Dopo mesi di controversie, The Voice of Hind Rajab della regista tunisina Kaouther Ben Hania ha ottenuto il via libera per la distribuzione nelle sale cinematografiche indiane. Il Central Board of Film Certification (CBFC), l’ente incaricato della classificazione e della censura cinematografica in India, ha infatti concesso all’opera un certificato “A”, autorizzandone l’uscita senza alcun taglio.
La decisione rappresenta un importante cambio di rotta rispetto a quanto accaduto nei mesi scorsi. A febbraio, il distributore indiano Jai Viratra Entertainment aveva presentato il film al CBFC con l’obiettivo di distribuirlo nelle sale il 6 marzo. Tuttavia, le autorità avevano bloccato l’autorizzazione, alimentando un acceso dibattito sulla libertà artistica e sulla censura di opere considerate politicamente sensibili.
Presentato in anteprima mondiale alla Mostra del Cinema di Venezia, The Voice of Hind Rajab (clicca QUI per leggere la recensione) ha ricevuto una lunga standing ovation e si è aggiudicato il Leone d’Argento.

The Voice of Hind Rajab – Trama
Il film racconta la vera storia di Hind Rajab, una bambina palestinese di cinque anni rimasta intrappolata in un’automobile sotto attacco durante il conflitto a Gaza. I soccorritori ritrovano la piccola senza vita dopo giorni di attesa e disperati tentativi di salvarla La vicenda ha suscitato commozione a livello internazionale e rappresenta il cuore narrativo dell’opera di Ben Hania.

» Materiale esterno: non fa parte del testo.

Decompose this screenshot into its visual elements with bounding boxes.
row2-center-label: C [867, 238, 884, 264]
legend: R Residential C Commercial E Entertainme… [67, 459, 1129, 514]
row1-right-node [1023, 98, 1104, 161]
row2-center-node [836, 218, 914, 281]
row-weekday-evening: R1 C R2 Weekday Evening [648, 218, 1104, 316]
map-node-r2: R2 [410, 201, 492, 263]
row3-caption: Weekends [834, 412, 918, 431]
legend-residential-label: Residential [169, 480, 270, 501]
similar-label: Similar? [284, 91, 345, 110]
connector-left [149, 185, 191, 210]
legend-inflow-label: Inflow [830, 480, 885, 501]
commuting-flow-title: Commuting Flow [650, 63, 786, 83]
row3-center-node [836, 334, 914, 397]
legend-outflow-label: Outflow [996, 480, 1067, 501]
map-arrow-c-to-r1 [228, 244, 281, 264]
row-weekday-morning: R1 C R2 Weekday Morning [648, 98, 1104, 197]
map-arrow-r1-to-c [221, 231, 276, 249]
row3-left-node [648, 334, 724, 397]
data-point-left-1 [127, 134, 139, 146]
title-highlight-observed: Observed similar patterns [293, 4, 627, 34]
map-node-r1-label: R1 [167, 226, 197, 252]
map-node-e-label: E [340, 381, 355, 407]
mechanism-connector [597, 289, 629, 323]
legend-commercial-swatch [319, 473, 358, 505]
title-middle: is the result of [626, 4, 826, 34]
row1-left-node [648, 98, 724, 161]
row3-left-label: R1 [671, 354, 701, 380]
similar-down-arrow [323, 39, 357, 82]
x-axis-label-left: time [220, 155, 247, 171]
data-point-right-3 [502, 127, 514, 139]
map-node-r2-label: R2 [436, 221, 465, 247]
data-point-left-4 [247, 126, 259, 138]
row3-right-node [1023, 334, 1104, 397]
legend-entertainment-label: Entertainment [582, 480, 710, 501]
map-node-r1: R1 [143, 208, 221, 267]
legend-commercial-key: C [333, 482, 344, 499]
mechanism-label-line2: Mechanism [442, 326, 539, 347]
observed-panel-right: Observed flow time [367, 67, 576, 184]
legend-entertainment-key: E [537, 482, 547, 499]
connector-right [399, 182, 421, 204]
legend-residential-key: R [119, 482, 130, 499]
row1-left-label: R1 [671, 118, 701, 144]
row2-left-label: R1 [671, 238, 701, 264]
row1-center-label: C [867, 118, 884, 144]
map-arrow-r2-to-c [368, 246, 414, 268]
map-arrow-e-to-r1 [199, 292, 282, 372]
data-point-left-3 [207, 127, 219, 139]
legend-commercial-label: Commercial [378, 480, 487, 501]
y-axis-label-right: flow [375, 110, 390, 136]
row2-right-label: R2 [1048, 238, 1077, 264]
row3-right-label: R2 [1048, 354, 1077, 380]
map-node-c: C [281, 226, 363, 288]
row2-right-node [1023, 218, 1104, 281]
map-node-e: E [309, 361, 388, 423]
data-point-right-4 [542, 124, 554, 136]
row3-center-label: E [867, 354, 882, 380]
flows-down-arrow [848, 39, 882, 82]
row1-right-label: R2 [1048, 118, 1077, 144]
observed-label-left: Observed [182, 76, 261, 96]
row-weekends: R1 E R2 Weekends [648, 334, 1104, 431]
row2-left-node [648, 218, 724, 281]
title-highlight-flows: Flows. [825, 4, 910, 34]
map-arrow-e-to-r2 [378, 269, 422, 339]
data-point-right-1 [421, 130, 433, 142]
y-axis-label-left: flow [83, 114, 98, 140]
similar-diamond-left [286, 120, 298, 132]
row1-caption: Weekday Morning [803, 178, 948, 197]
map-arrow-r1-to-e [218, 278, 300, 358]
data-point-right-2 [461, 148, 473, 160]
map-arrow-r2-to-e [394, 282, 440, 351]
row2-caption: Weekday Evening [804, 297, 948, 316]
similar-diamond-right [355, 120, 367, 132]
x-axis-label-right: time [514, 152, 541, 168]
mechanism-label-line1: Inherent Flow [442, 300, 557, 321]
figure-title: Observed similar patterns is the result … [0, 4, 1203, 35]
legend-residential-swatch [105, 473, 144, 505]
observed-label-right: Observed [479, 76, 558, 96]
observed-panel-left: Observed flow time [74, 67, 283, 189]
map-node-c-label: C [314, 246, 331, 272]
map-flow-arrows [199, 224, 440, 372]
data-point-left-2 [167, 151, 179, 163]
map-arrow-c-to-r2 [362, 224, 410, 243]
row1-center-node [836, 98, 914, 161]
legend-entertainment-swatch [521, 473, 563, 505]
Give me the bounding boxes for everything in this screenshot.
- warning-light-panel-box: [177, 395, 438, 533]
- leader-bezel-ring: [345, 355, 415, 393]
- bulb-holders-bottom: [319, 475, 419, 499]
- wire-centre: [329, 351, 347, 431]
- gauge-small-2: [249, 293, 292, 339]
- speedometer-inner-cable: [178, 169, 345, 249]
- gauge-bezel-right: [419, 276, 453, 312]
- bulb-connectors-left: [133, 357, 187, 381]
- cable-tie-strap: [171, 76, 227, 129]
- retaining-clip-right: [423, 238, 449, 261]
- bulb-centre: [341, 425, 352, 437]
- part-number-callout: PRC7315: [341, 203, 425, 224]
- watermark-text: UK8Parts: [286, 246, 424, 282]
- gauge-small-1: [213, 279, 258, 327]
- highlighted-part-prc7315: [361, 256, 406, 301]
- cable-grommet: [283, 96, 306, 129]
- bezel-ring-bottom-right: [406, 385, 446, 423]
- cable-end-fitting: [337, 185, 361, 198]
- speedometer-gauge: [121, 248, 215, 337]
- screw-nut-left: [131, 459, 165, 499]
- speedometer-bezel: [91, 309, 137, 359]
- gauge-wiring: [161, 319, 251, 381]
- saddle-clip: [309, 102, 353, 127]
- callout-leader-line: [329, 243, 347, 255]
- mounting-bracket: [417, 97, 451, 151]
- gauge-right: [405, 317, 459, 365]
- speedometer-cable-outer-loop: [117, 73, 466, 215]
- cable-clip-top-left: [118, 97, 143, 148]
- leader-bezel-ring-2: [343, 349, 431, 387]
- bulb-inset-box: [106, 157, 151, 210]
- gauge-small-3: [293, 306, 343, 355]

Le polemiche sulla censura e il via libera definitivo
Secondo quanto dichiarato in precedenza da Manoj Nandwana, presidente di Jai Viratra Entertainment, alcuni rappresentanti del CBFC avrebbero espresso preoccupazioni riguardo al possibile impatto del film sulle relazioni diplomatiche tra India e Israele. Le perplessità sarebbero emerse in un momento particolarmente delicato, caratterizzato dal rafforzamento dei rapporti tra i due Paesi sotto il governo del primo ministro Narendra Modi.
Nandwana aveva contestato questa posizione, sostenendo che il film avesse già raggiunto numerosi Paesi occidentali, tra cui Stati Uniti, Regno Unito, Francia e Italia, senza provocare tensioni diplomatiche. A suo avviso, un’opera cinematografica non avrebbe potuto compromettere relazioni internazionali consolidate.

Con l’approvazione definitiva del CBFC, il film arriverà ora nei cinema indiani il 19 giugno. In una nota ufficiale, Jai Viratra Entertainment ha ringraziato l’ente di certificazione per aver consentito al pubblico indiano di accedere a un’opera ritenuta importante per il dialogo e la comprensione delle diverse esperienze umane.
La società ha inoltre espresso gratitudine verso giornalisti, professionisti del settore cinematografico, artisti e sostenitori che hanno appoggiato la distribuzione del film durante il processo di valutazione.